Aldi is different from other grocers in a lot of ways. Quarters. Bagging your own groceries. Mostly house brands rather than national brands.
Another difference? The distinct lingo the company uses.
If you live in the United States, you hear a certain term a lot.
So what are these? And how are they similar to, or different from, Special Buys?
To answer, a brief recap: Aldi has three kinds of inventory it carries in its stores. Most of that inventory is permanent, staying the same from week to week. Some of that inventory, meanwhile, is rotating, which means it’s in for a while, and when it’s gone, it’s gone until Aldi rotates it back in, sometimes not until the next year, if ever.
Aldi refers to the permanent stuff as its core range. While you’ll hear the term core range in some countries, it’s mostly an industry term in the States, one few customers use. For that reason, we use a term for the permanent stuff that is somewhat more familiar to customers: Regular Buys.
Aldi has two classes of rotating inventory. One of those classes is seasonal, which means products that are around for months at a time, like during the summer months or the winter holidays. When these run out, stores will get new inventory at least for a while. Aldi US currently calls those products Seasonal Items.
A second class of rotating inventory takes up a far shorter window than Seasonal Items. These rotating items consist of just one shipment to stores, delivered on a specific week. Once these are sold out, they’re gone until Aldi chooses to bring them back. They could come back later that year, or next year, or even not at all.
For a long time, Aldi US called these single-shipment items Special Buys. And in other places, it still does. Aldi Australia, for example, still uses Special Buys, while Aldi UK and Aldi Ireland use the slightly tweaked term Specialbuys.
Aldi US’s marketing department apparently decided to go a different direction. At some point in the late 2010s, Aldi quietly renamed its rotating lineup from Special Buys to Aldi Finds. Or more specifically, as “ALDI Finds,” since the supermarket likes to stylize its name in all caps.

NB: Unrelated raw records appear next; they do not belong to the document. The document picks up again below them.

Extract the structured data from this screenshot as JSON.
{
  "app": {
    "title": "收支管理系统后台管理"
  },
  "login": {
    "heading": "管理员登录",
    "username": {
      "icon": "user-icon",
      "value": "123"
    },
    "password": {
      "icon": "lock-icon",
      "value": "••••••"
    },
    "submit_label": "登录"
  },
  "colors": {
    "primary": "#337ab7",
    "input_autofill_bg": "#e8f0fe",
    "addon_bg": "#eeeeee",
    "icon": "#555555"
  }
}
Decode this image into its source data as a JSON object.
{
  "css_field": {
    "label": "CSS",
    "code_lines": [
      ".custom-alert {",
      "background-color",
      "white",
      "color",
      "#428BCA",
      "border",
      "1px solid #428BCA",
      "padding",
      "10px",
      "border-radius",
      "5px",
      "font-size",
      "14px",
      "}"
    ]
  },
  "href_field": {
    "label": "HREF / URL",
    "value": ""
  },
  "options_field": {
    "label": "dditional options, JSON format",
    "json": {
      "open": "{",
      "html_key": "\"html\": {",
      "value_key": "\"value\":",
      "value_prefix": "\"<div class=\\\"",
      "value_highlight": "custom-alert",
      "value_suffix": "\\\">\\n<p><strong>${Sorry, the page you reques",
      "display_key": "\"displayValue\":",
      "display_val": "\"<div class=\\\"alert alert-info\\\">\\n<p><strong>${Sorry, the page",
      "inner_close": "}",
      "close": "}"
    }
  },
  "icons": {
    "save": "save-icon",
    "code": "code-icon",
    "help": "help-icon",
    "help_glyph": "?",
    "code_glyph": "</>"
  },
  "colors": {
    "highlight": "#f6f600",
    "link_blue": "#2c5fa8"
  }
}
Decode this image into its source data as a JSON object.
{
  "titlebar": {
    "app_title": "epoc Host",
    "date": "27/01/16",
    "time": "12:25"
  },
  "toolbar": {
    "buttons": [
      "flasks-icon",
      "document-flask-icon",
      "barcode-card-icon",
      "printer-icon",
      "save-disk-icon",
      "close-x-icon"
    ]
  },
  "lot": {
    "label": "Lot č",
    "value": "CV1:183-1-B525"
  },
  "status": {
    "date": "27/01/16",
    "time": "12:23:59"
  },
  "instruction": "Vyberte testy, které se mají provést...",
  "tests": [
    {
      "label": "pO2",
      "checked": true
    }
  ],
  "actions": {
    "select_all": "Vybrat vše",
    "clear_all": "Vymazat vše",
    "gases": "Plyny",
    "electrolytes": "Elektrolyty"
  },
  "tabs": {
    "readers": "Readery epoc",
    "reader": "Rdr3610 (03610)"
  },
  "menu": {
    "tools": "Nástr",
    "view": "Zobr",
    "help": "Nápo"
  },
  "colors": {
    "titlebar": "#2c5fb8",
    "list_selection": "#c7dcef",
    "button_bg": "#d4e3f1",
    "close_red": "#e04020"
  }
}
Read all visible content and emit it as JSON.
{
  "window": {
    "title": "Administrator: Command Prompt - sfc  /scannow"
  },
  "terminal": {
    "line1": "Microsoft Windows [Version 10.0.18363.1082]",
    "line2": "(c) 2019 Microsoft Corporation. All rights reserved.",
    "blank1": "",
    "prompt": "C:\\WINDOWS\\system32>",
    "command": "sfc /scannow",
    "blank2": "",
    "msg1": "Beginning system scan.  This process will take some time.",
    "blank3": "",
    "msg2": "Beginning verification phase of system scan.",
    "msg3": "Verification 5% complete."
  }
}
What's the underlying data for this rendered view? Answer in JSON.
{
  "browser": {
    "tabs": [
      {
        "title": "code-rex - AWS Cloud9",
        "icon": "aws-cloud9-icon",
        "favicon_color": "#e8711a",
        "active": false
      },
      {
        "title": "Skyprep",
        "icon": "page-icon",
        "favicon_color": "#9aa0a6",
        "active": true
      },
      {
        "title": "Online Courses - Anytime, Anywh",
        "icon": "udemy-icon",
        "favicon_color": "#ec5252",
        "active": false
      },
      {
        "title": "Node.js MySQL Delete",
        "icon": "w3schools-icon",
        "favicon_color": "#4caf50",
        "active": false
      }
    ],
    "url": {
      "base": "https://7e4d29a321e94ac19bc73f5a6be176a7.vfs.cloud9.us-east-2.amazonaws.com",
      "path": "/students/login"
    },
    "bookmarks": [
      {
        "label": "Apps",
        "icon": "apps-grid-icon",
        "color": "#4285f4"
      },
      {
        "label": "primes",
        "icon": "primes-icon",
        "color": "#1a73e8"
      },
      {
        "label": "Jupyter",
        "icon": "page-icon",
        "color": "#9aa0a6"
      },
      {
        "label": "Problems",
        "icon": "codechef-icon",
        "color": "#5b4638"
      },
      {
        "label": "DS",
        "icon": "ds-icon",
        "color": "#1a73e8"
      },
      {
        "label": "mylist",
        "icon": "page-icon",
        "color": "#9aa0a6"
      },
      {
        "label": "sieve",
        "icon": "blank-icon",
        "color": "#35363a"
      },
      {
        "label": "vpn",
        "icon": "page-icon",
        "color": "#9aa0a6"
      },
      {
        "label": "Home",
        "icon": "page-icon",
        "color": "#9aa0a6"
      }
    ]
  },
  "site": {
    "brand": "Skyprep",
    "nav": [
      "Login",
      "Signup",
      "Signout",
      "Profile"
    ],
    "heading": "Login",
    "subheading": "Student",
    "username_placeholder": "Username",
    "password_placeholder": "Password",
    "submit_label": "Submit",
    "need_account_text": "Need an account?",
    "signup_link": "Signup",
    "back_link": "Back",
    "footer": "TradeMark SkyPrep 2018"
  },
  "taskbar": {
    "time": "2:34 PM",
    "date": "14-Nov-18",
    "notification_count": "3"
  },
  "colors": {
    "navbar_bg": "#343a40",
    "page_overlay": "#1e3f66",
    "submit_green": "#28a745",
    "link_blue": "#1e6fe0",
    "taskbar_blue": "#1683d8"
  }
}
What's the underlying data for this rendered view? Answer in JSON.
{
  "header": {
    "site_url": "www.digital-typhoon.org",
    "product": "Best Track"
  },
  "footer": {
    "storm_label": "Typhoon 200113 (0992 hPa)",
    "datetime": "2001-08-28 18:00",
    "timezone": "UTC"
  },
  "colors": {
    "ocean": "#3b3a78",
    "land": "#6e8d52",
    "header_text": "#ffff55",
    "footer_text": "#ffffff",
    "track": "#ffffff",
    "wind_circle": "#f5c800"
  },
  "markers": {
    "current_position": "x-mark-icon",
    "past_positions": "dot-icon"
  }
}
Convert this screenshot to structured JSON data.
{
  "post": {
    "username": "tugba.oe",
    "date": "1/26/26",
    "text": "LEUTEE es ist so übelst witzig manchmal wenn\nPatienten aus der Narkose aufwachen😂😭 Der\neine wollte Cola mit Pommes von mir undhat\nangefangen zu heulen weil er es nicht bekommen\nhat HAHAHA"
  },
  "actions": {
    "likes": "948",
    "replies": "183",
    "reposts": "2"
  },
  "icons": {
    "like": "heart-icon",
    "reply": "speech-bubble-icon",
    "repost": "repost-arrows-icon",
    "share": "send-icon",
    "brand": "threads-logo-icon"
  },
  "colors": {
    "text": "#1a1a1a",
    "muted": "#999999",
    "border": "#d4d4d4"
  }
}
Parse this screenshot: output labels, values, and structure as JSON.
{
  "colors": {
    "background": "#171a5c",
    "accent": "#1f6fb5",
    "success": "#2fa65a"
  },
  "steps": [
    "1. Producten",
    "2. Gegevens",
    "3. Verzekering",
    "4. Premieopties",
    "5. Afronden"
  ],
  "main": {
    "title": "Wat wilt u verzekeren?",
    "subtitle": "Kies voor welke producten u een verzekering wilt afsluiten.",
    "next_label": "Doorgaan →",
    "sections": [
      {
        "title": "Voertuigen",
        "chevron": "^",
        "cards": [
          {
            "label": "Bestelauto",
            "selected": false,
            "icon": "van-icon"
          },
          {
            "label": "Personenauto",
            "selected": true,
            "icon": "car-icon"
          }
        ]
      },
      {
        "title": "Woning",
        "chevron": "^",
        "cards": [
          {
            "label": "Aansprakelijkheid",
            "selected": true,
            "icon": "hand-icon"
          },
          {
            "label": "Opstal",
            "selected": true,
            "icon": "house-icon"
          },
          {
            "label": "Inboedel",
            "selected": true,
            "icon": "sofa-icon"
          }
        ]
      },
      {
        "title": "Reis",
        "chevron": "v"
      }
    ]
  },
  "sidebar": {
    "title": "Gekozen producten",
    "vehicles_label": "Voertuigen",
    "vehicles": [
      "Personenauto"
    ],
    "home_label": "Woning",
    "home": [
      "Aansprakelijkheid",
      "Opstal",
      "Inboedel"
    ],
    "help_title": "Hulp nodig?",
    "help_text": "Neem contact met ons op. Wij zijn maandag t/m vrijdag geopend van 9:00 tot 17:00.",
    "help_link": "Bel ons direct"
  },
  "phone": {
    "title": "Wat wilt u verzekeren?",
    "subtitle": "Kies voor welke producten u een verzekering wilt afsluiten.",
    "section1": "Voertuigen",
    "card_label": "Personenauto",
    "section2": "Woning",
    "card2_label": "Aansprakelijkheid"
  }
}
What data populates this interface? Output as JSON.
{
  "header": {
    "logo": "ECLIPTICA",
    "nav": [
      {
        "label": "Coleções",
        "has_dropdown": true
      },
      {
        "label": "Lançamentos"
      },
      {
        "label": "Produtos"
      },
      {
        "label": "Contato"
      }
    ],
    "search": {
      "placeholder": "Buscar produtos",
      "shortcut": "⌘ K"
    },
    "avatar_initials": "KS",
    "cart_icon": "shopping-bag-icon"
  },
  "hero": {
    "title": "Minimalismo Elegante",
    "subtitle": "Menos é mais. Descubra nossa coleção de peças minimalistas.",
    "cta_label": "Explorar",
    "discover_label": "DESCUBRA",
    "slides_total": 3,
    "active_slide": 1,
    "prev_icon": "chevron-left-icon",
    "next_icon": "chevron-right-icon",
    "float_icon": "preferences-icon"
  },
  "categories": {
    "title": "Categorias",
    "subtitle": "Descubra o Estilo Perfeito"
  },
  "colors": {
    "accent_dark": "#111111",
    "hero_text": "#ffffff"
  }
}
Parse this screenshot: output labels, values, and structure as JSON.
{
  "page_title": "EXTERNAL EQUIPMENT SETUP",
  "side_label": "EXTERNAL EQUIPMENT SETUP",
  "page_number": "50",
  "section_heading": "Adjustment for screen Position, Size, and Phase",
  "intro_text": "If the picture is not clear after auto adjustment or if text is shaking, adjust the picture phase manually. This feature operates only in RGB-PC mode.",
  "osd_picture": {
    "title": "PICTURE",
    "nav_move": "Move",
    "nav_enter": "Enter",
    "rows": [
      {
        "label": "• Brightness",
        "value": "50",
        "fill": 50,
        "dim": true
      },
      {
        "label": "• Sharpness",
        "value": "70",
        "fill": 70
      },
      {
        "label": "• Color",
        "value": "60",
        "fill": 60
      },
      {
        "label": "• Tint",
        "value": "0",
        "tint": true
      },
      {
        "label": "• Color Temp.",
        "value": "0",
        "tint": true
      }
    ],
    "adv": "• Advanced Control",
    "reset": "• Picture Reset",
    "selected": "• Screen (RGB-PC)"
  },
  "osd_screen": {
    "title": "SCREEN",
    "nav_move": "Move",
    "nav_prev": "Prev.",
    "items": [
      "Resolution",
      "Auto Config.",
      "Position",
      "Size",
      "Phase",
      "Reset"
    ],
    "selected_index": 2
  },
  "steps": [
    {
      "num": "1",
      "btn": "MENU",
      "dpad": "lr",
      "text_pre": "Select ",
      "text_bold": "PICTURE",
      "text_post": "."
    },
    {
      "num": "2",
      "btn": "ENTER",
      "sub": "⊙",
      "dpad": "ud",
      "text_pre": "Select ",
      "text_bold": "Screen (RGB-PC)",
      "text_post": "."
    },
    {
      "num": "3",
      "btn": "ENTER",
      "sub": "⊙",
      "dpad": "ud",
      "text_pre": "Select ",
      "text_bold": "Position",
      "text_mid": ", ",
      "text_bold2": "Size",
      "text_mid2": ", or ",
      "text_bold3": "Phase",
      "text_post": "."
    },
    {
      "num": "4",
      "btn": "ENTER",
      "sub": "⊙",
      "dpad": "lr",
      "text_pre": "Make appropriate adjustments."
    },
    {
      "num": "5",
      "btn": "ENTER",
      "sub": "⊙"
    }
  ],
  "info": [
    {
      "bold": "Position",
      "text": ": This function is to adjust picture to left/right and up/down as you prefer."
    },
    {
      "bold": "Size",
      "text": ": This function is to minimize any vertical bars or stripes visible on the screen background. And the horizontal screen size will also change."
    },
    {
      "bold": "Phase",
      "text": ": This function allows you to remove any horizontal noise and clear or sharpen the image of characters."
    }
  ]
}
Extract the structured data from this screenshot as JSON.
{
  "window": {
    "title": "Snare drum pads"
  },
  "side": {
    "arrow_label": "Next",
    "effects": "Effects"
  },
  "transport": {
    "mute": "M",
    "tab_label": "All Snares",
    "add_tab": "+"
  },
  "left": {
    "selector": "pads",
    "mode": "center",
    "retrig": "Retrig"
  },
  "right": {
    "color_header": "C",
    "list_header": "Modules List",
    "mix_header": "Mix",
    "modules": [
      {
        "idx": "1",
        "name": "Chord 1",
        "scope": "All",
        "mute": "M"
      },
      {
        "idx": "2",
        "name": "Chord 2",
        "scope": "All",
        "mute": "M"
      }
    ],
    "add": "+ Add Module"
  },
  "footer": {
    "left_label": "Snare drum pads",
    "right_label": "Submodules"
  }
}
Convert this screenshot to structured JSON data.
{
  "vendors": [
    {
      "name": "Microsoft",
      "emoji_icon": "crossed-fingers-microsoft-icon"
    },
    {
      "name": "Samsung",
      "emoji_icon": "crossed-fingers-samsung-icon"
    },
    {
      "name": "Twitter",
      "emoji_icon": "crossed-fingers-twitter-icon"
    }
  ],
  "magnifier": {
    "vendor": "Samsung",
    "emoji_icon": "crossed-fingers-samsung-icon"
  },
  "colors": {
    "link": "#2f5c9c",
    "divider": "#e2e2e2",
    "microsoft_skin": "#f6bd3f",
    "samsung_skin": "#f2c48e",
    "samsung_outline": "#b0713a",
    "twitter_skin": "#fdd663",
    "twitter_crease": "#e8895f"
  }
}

This creates a bit of a dilemma for us at Aldi Reviewer. Which term should we use … Special Buys or Aldi Finds? The answer is not entirely simple: we are a U.S.-based website and most of our traffic is from the United States, but about 20% of our traffic comes from outside the States, particularly the United Kingdom, Ireland, Australia, and Germany. Some Aldi products are sold in more than one country, such as certain Bauhn- or Medion-labeled items.
It’s also possible long-time American shoppers still use the term Special Buys, even if they’ve now had several years of seeing the term Aldi Finds splashed on Aldi weekly ads. That number is probably far lower than it used to be, but those people may still be there.
In the first year after we discovered the change, we took to being bilingual about it, using both terms. You’ll see that in some of our older Aldi Find reviews, where we might have said “________ is a Special Buy (Aldi Find).” In more recent years, we’ve gone strictly with Aldi Find in our writing, although we still include Special Buy as part of our Aldi Find category tag.
So when you hear the term Aldi Find or Special Buy or Specialbuy, know that they’re all referring to the same thing: namely, limited buys at Aldi. The difference lies in what country the Aldi store in question is located.